Mientras los invitados los miraban atónitos, los guardias de seguridad tomaron las radios que llevaban en el cinturón, y Charles salió corriendo por la puerta. Eva lo siguió velozmente y se lanzó escaleras abajo. Cuando llegó al rellano, un vigilante se despegó de la pared, empuñando su radio.

—¡Alto, señorita!

Corrió hacia ella, haciendo ondular el vientre prominente.

Ella aceleró, y el guardia no tuvo tiempo de variar su rumbo. Intentó asirla de la gabardina con las manos, pero falló. Tropezó y cayó hacia delante, sobre la barandilla, en una posición precaria sobre aquel desnivel de un piso de altura.

Ella se detuvo para volver a ayudarlo, pero un hombre que llevaba un chaquetón azul oscuro bajó tres escalones de un salto y tiró del guardia hasta dejarlo a salvo.

Eva, lamentándose del tiempo perdido, prosiguió su carrera desenfrenada escaleras abajo, mientras resonaban a sus espaldas los pasos de los guardias. Cuando alcanzó la primera planta, aceleró ante los ascensores y llegó a la inmensa plaza central. En las alturas retumbó con fuerza un trueno, y un chaparrón azotó la alta cúpula de cristal.

Vio a Charles de nuevo. Este, dirigiéndole una mirada furiosa desde el otro lado de aquella ancha extensión, pasó velozmente tras una inmensa escultura de la cabeza del faraón egipcio Amenhotep III.

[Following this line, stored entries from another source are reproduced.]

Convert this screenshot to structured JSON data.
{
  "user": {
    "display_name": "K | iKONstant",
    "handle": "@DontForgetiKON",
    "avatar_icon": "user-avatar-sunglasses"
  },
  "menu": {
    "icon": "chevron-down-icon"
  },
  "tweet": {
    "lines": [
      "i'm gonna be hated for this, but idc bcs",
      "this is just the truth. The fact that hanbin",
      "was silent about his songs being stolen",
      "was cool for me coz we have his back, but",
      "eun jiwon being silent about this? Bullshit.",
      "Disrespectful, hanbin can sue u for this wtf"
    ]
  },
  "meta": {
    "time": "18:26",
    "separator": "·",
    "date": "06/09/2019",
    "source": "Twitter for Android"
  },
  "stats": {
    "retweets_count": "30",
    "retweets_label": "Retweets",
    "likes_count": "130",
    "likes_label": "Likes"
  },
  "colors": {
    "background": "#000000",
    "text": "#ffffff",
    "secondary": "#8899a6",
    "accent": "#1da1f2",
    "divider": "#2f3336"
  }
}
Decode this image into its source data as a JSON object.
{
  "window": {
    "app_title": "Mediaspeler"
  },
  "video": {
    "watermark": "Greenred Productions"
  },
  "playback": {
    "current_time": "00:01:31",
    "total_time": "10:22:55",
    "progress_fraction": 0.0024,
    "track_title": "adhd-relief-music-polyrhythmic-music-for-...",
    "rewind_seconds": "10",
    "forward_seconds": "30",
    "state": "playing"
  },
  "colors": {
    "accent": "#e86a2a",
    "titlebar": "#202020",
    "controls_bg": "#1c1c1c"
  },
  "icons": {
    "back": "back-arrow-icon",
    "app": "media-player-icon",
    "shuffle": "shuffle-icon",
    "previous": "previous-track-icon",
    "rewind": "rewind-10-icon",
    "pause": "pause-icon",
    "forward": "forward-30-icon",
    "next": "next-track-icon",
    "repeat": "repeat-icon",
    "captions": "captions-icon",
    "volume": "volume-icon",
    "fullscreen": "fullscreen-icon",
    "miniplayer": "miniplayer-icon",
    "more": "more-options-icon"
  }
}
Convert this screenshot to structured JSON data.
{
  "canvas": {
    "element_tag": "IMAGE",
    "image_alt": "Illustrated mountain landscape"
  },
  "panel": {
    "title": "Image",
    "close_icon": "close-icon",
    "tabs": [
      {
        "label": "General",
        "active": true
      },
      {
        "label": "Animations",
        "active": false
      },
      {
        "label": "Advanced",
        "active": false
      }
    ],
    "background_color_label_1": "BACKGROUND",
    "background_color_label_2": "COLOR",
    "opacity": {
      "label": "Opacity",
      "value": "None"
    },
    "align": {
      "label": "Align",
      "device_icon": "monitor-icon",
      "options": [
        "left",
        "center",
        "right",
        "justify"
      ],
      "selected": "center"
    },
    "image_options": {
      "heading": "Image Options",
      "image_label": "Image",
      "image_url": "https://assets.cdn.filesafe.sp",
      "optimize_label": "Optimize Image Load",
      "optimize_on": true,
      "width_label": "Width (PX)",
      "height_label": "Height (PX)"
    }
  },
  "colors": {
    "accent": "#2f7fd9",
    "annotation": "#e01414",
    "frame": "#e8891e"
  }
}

Ella corrió tras él, siguiéndolo hasta el gran zaguán del museo. Los visitantes retrocedían en silencio, confusos, al verlo pasar corriendo. Había un vigilante a cada lado de la puerta principal abierta; ambos tenían la radio pegada al oído, con aspecto de que acababan de recibir instrucciones.

Cuando Charles se aproximó a ellos, Eva vio que se le ponía rígida la espalda.

El aire le trajo sus palabras. Era la voz profunda de Charles, que decía con toda seriedad a los dos guardias:

—Está loca… lleva un cuchillo.

Enfurecida, corrió más deprisa. Los guardias se miraron entre sí, y Charles aprovechó su vacilación para colarse entre ellos y salir corriendo entre la noche de tormenta.

Eva soltó una maldición para sus adentros. Los dos guardias se habían rehecho y se habían plantado hombro con hombro ante ella, cerrándole el paso.

—Alto —ordenó el más alto de los dos.

Ella se abalanzó sobre ellos. Mientras ellos entrecerraban los ojos, ella hizo una pausa y clavó la base de cada mano en el plexo solar de los hombres, asestándoles sendos golpes teisho de karate.

Los hombres, sorprendidos, sin aire en los pulmones, vacilaron, dejándole el sitio justo para pasar. A los pocos instantes, estaba fuera. La lluvia fría caía a cántaros del cielo anubarrado, empapándola mientras bajaba aprisa por la escalinata de piedra.

Charles era una esquirla negra en la noche; braceaba para impulsarse a través del largo patio delantero, hacia el portón de entrada del museo.

—Maldita sea, Charles. ¡Espera!

Los chillidos de una sirena de la Policía sonaban más fuerte, se aproximaban. Respirando con fuerza, salió corriendo tras él a Great Russell Street. Los vehículos que pasaban arrojaban olas oscuras de agua sobre la acera. Los peatones caminaban aprisa con los paraguas abiertos, como una falange de sombrillas oscilantes.

Cuando Eva redujo la velocidad, buscando a Charles por todas partes, unas manos la asieron por la espalda. Ella forcejeó, pero las manos la sujetaban con fuerza.

—Alto, le han dicho —le repitió un guardia del museo, jadeante.

Otro le arrancó el bolso que llevaba al hombro.

Un coche patrulla de la Policía Metropolitana se detuvo ante la acera con chirrido de frenos. Saltaron de él bobbies de uniforme que empujaron a Eva contra el coche y la cachearon. Ella, frustrada, furiosa, se volvió y vio que Charles se subía a un taxi, cerca del final de la manzana. Lo siguió mirando hasta que sus pilotos rojos traseros se perdieron entre el tráfico.